Friday, May 04, 2012

Crossing over the rainbow bridge

Cody

I heard from Terri today, she said she put Cody down this morning.  My throat started closing, remembering that yesterday was exactly a year since my dog Mulder died.  Both Cody and Mulder were Australian Shepherds.

I was a senior in high school, living with Terri and Paul as an exchange student in Omaha, Nebraska when Terri got Cody.  I remember the very moment I first met him.  It was winter, and Terri came to pick me up after school.  On the car seat was a cute fluffy little puppy, this was Cody Boy Blue. He was a sweet and smart guy.  A well behaved dog.  We took him to obedience classes somewhere on a farm nearby Omaha. Terri taught him to do all kinds of tricks after that.  He was my pal, especially when I'd come home from school before everyone else was back from work.

I will miss Cody very much, but my missing him can't compare to how much they will miss him.  Cody was 16 years old (in human years).


Mulder

Cody is the reason why I got Mulder, my Australian Shepherd.  It was Cody's mild nature that made me fall in love with the breed and since I never had a dog of my own David got Mulder for me when I graduated from college in 2002.  A month later Mulder made the trip across the country with us moving to Arizona.  He was a puppy then and fit perfectly in the space between the driver and passenger seat as well as in my lap.  Mulder was my baby, since I didn't have kids for a long time.  We eventually got him a friend, our dog Worf who is still with us.  We'd take the two of them to dog parks, camping trips, hiking.
(Mulder's the one in the back, the black&white dog)

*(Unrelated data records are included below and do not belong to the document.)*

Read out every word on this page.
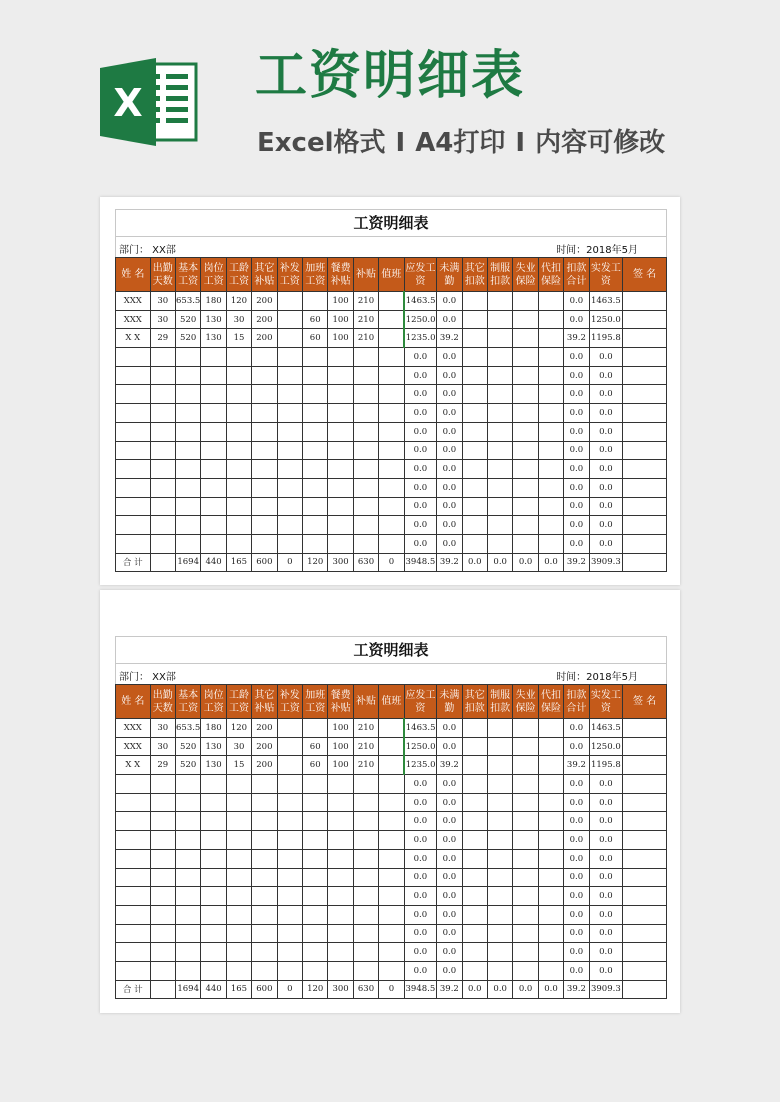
X 工资明细表
Excel格式 I A4打印 I 内容可修改
工资明细表
部门： XX部	时间：2018年5月
姓 名	出勤天数	基本工资	岗位工资	工龄工资	其它补贴	补发工资	加班工资	餐费补贴	补贴	值班	应发工资	未满勤	其它扣款	制服扣款	失业保险	代扣保险	扣款合计	实发工资	签 名
XXX	30	653.5	180	120	200			100	210		1463.5	0.0					0.0	1463.5	
XXX	30	520	130	30	200		60	100	210		1250.0	0.0					0.0	1250.0	
X X	29	520	130	15	200		60	100	210		1235.0	39.2					39.2	1195.8	
											0.0	0.0					0.0	0.0	
											0.0	0.0					0.0	0.0	
											0.0	0.0					0.0	0.0	
											0.0	0.0					0.0	0.0	
											0.0	0.0					0.0	0.0	
											0.0	0.0					0.0	0.0	
											0.0	0.0					0.0	0.0	
											0.0	0.0					0.0	0.0	
											0.0	0.0					0.0	0.0	
											0.0	0.0					0.0	0.0	
											0.0	0.0					0.0	0.0	
合 计		1694	440	165	600	0	120	300	630	0	3948.5	39.2	0.0	0.0	0.0	0.0	39.2	3909.3	
工资明细表
部门： XX部	时间：2018年5月
姓 名	出勤天数	基本工资	岗位工资	工龄工资	其它补贴	补发工资	加班工资	餐费补贴	补贴	值班	应发工资	未满勤	其它扣款	制服扣款	失业保险	代扣保险	扣款合计	实发工资	签 名
XXX	30	653.5	180	120	200			100	210		1463.5	0.0					0.0	1463.5	
XXX	30	520	130	30	200		60	100	210		1250.0	0.0					0.0	1250.0	
X X	29	520	130	15	200		60	100	210		1235.0	39.2					39.2	1195.8	
											0.0	0.0					0.0	0.0	
											0.0	0.0					0.0	0.0	
											0.0	0.0					0.0	0.0	
											0.0	0.0					0.0	0.0	
											0.0	0.0					0.0	0.0	
											0.0	0.0					0.0	0.0	
											0.0	0.0					0.0	0.0	
											0.0	0.0					0.0	0.0	
											0.0	0.0					0.0	0.0	
											0.0	0.0					0.0	0.0	
											0.0	0.0					0.0	0.0	
合 计		1694	440	165	600	0	120	300	630	0	3948.5	39.2	0.0	0.0	0.0	0.0	39.2	3909.3	
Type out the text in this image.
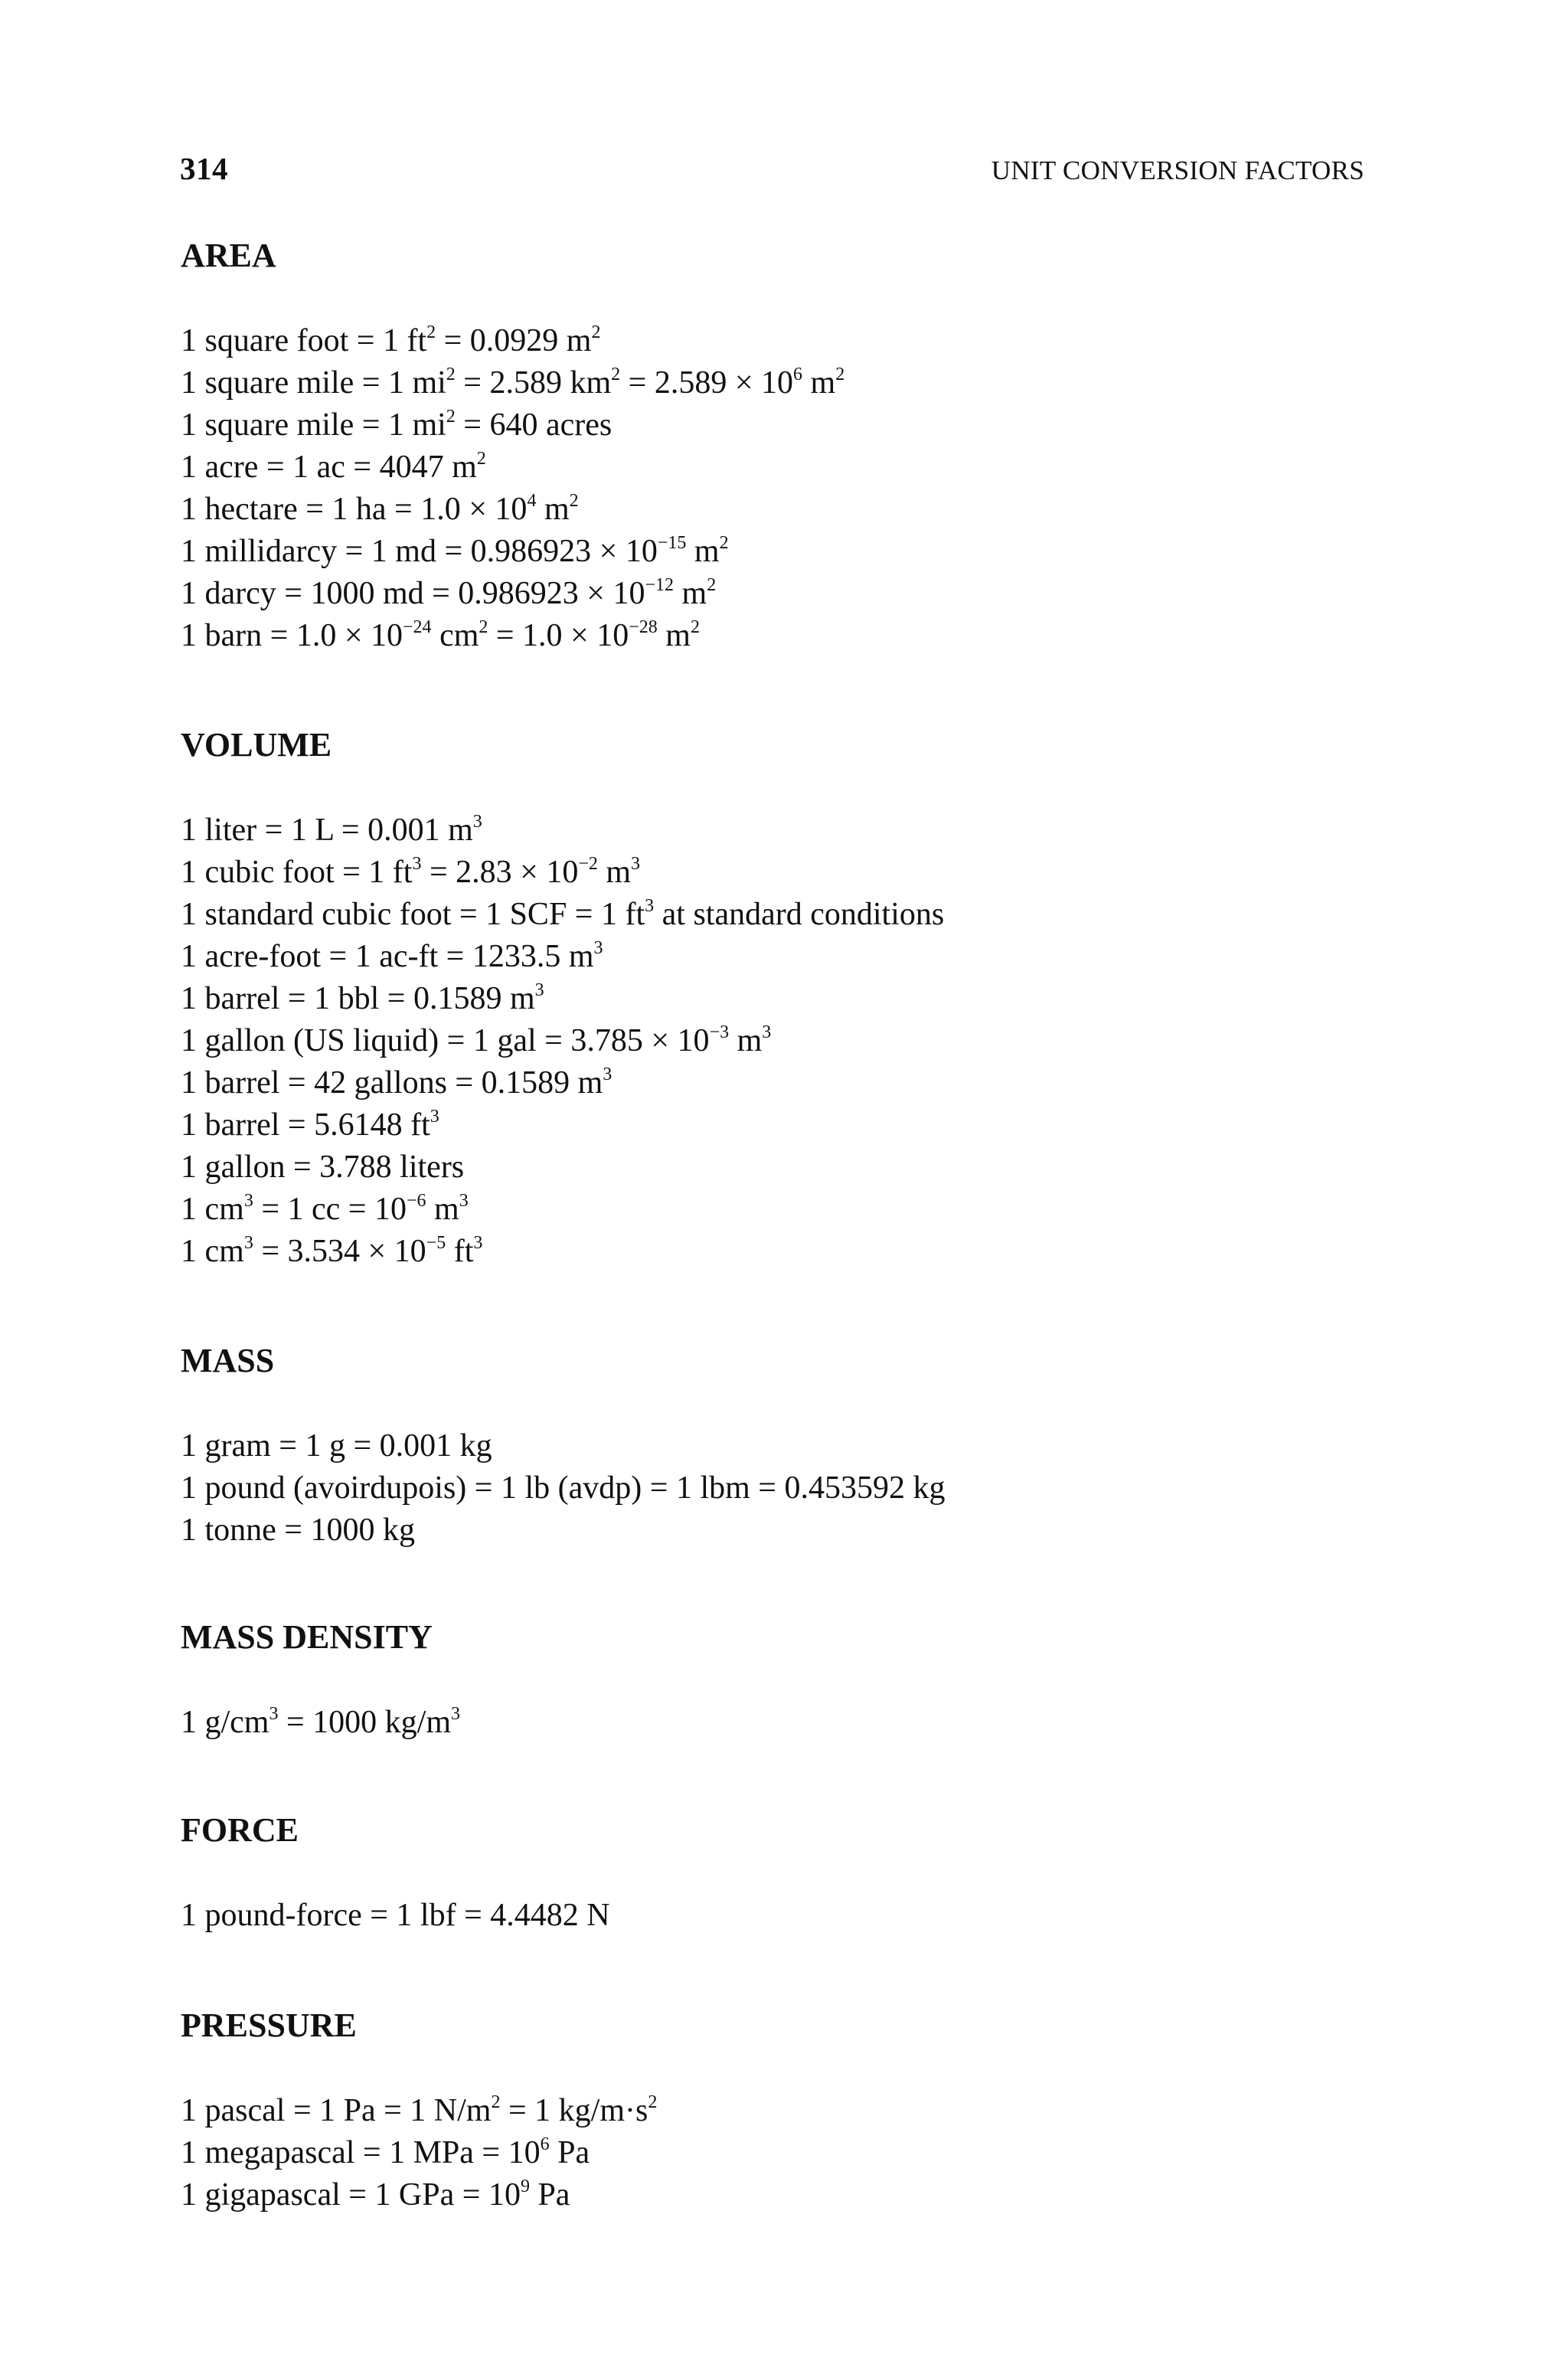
314	UNIT CONVERSION FACTORS
AREA
1 square foot = 1 $ft^2 = 0.0929$ $m^2$
1 square mile = 1 $mi^2 = 2.589$ $km^2 = 2.589 \times 10^6$ $m^2$
1 square mile = 1 $mi^2 = 640$ acres
1 acre = 1 ac = 4047 $m^2$
1 hectare = 1 ha = $1.0 \times 10^4$ $m^2$
1 millidarcy = 1 md = $0.986923 \times 10^{-15}$ $m^2$
1 darcy = 1000 md = $0.986923 \times 10^{-12}$ $m^2$
1 barn = $1.0 \times 10^{-24}$ $cm^2 = 1.0 \times 10^{-28}$ $m^2$
VOLUME
1 liter = 1 L = 0.001 $m^3$
1 cubic foot = 1 $ft^3 = 2.83 \times 10^{-2}$ $m^3$
1 standard cubic foot = 1 SCF = 1 $ft^3$ at standard conditions
1 acre-foot = 1 ac-ft = 1233.5 $m^3$
1 barrel = 1 bbl = 0.1589 $m^3$
1 gallon (US liquid) = 1 gal = $3.785 \times 10^{-3}$ $m^3$
1 barrel = 42 gallons = 0.1589 $m^3$
1 barrel = 5.6148 $ft^3$
1 gallon = 3.788 liters
1 $cm^3 = 1$ cc = $10^{-6}$ $m^3$
1 $cm^3 = 3.534 \times 10^{-5}$ $ft^3$
MASS
1 gram = 1 g = 0.001 kg
1 pound (avoirdupois) = 1 lb (avdp) = 1 lbm = 0.453592 kg
1 tonne = 1000 kg
MASS DENSITY
1 $g/cm^3 = 1000$ $kg/m^3$
FORCE
1 pound-force = 1 lbf = 4.4482 N
PRESSURE
1 pascal = 1 Pa = 1 $N/m^2 = 1$ $kg/m\cdot s^2$
1 megapascal = 1 MPa = $10^6$ Pa
1 gigapascal = 1 GPa = $10^9$ Pa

The times and memories I have of Mulder can't really fit in this blog, they are so numerous, happy, funny and sad.  And I am tearing up now, so I need to wrap it up.  Mulder died on May 3, 2011 of unknown reason.  We found him dead on the side of our house in the back yard.  He appeared asleep, except he wasn't.   I cremated him and I keep his ashes in my craft room.  He is still a good conversationalist who never judges me.


 


3 comments:

Terri said...

Thank you Vesna. What a wonderful tribute to Cody and Mulder. I feel lost. I keep looking for him. I still get 4 treats out. I miss him so much.

Vesna said...

Oh Terri, I am sorry. I would like to hold your hand and cry together.

Terri said...

Yep We could talk about our guys, cry some and have some Turkish coffee. I miss my family too!